Our study has several limitations. Although data on history of hypertension were collected at baseline, this was not validated and misclassification is possible. It is also possible that patients without hypertension at baseline may have developed hypertension during follow-up. However, both random misclassification and regression dilution are known to underestimate true associations.32 Also, even though our propensity score model was based on 64 baseline covariates, unmeasured covariates such LVH may in part explain our findings. In conclusion, in patients with AMI and LVSD, a history of hypertension was associated with subsequent increase in HF hospitalization, especially among those without prior HF, suggesting that hypertension increased the risk of hospitalization due to incident HF but did not affect hospitalization due to worsening HF symptoms in those with existing HF. Further studies need to develop and test interventions that would prevent HF hospitalization in post-AMI patients with a history of hypertension with well-controlled blood pressure and receiving appropriate neurohormonal blockade.

Acknowledgement

Dr.

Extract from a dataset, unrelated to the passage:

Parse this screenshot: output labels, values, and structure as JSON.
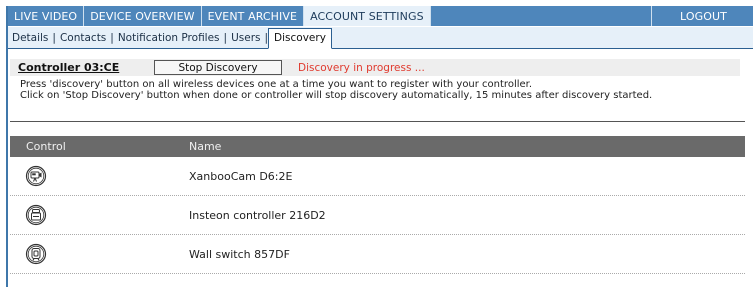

Ahmed is supported by the National Institutes of Health through a grant from the National Heart, Lung, and Blood Institute (5-R01-HL085561-02) and a generous gift from Ms. Jean B. Morris of Birmingham, Alabama. The authors wish to acknowledge the EPHESUS investigators for their contributions to the EPHESUS study. A complete list of investigators can be found in the article by Pitt B et al. NEJM 2003;348:1309–21 (9).